Un vrai enjeu économique pour la France
L’enjeu de la localisation de ces datacenters est majeur pour la souveraineté des infrastructures des entreprises mais il l’est aussi au niveau de l’emploi. Car même si le fonctionnement de ces datacenters est extrêmement automatisé, selon Nexity Conseil & Transaction, l’installation des datacenters aurait engendré la création de 12 000 emplois nets en 2014. Outre la capacité à conserver en France des ressources d’hébergement informatique, un secteur du datacenter dynamique peut aussi laisser espérer gagner des parts de marché, notamment en Afrique comme l’espère Olivier Labbé : « La France a un rôle à jouer, notamment vis-à-vis du marché africain.
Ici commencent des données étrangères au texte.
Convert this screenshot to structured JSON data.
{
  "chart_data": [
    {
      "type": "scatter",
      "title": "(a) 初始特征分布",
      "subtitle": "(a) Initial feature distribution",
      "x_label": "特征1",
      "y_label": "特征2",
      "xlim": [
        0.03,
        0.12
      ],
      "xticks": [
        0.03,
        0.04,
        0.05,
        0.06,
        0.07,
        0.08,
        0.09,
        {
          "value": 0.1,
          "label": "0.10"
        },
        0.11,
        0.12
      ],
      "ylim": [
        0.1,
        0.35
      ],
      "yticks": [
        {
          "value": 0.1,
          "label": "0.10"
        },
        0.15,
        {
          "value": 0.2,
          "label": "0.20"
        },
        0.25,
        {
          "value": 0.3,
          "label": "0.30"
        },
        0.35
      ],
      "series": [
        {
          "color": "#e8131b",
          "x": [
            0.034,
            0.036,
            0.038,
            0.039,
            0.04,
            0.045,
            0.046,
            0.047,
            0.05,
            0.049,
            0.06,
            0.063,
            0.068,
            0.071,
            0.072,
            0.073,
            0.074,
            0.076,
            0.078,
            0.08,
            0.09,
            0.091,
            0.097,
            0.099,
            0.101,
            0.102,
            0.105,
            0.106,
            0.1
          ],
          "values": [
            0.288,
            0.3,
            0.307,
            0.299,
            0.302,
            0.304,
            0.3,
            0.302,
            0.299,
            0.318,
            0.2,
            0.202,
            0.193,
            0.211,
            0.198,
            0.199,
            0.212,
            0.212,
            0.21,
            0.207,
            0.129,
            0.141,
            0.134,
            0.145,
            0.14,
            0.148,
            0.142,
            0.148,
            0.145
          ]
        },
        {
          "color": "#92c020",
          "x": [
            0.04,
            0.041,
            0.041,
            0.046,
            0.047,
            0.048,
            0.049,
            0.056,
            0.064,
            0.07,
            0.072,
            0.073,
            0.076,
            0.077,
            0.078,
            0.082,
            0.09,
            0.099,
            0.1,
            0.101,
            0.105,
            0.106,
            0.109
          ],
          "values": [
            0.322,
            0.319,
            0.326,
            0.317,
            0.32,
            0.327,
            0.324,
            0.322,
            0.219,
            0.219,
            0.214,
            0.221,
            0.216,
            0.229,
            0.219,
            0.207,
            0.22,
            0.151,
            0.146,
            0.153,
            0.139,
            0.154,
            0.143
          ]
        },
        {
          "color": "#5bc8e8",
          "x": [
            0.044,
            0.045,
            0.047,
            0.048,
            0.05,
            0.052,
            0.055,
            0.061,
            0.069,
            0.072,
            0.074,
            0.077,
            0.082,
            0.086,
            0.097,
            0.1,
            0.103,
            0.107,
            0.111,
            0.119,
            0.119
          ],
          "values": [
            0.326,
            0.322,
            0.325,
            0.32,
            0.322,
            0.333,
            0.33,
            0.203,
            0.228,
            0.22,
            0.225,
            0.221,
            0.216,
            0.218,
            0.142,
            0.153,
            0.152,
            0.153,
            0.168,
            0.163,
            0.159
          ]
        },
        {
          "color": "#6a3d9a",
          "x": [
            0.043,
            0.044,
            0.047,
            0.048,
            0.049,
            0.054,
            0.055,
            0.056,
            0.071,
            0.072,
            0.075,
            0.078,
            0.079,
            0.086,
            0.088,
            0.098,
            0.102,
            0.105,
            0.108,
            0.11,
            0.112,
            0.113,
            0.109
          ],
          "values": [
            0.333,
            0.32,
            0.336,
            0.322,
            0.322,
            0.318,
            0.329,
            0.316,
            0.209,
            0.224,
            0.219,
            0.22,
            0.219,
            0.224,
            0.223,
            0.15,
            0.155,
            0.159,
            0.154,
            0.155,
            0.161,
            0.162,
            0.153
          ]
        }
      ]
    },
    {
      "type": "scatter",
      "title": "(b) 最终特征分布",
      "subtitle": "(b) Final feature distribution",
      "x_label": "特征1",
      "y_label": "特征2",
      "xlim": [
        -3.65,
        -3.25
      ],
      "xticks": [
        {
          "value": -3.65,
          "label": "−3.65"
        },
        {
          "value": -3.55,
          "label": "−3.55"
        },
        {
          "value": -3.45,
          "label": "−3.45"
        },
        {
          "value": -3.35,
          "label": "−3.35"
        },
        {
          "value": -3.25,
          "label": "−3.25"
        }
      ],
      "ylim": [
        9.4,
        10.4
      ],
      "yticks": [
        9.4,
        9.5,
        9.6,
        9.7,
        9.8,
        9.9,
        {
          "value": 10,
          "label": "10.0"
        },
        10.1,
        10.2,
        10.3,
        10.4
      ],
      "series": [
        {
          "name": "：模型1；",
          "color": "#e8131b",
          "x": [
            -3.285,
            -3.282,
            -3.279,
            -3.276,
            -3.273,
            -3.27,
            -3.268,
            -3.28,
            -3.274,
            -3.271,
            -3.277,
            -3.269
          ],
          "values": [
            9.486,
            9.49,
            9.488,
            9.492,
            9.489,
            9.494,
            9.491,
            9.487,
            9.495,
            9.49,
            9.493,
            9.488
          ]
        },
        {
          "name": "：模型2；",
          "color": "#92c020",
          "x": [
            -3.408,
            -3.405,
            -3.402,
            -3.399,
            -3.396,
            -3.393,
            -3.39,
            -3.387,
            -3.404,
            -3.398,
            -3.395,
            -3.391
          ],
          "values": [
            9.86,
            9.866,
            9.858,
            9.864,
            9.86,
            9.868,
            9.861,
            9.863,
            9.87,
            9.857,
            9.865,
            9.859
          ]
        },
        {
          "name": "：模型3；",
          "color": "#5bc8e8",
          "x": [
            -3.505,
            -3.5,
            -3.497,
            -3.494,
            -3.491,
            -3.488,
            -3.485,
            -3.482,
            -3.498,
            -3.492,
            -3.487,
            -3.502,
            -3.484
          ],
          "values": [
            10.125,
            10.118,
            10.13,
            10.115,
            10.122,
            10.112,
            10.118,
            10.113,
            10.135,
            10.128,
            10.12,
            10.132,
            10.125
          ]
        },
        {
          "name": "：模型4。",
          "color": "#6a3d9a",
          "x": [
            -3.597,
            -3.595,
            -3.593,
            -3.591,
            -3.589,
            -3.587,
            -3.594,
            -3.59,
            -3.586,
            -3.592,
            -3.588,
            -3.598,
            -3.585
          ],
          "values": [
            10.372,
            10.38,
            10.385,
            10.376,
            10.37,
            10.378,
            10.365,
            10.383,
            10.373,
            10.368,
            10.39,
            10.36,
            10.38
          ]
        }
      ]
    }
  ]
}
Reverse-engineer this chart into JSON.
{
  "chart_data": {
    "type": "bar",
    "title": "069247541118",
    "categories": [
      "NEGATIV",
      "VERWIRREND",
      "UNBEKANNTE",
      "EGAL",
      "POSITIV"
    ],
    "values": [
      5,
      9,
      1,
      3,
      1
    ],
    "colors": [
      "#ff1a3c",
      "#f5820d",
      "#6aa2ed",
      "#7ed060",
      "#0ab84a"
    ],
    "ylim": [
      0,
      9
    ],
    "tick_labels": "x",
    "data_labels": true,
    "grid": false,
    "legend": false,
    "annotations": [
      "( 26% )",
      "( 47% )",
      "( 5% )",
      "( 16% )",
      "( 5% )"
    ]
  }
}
Marseille et la Sicile sont les deux spots bien placés pour desservir l’Afrique. Si la France regarde vers le sud, elle y verra des opportunités. » Une analyse partagée par Fabrice Coquio, président d’Interxion France qui a récemment signé un partenariat avec DataXion, un opérateur de datacenters tunisien avec qui il propose des offres d’hébergement complémentaires en France et en Tunisie. Interxion va notamment lier son tout nouveau datacenter MRS1 installé à Marseille avec le datacenter de DataXion en Tunisie afin de proposer des services de “dual sites” et assurer ainsi une continuité et une reprise d’activité par dessus la Méditerranée aux clients des partenaires. Un moyen de prendre pied en Afrique pour Interxion France.
Le futur du datacenter
Les datacenters représentent 2% de la consommation électrique française, soit l’équivalent d’une tranche nucléaire. Une consommation électrique qui ne cesse de croître en dépit d’équipements de plus en plus efficaces mais les volumes de données et les besoins de traitements ne cessent de croître. Avec les approches traditionnelles, les constructeurs de datacenters obtiennent un PUE de 1,3 / 1,4 avec des équipements modernes. Pour aller au-delà, il faut innover et opter pour des approches différentes. C’est notamment le cas de Celeste qui mise sur le “free cooling”, une approche suffisante pour refroidir un datacenter à Marne-la-Vallée sans climatisation 80% des jours de l’année. Aujourd’hui, Celeste teste un prototype de datacenter souterrain qui utilise l’inertie thermique des galeries d’une carrière de tuffeau. Dans ces anciennes champignonnières situées 30 m sous terre, le datacenter DeepData bénéficie d’une température stable de 11° toute l’année. Celui-ci met en œuvre les modules étanches DC Star qui délivrent une puissance de 20 KW de puissance informatique l’unité. Selon ses concepteurs, le PUE mesuré de cet étonnant datacenter serait de 1,10, une valeur extrêmement basse que Nicolas Aubé, le PDG de Celeste explique simplement : « il y a très peu de pertes liées au refroidissement lui-même, puisqu’il s’agit uniquement des pompes qui font circuler l’eau de refroidissement dans les galeries ».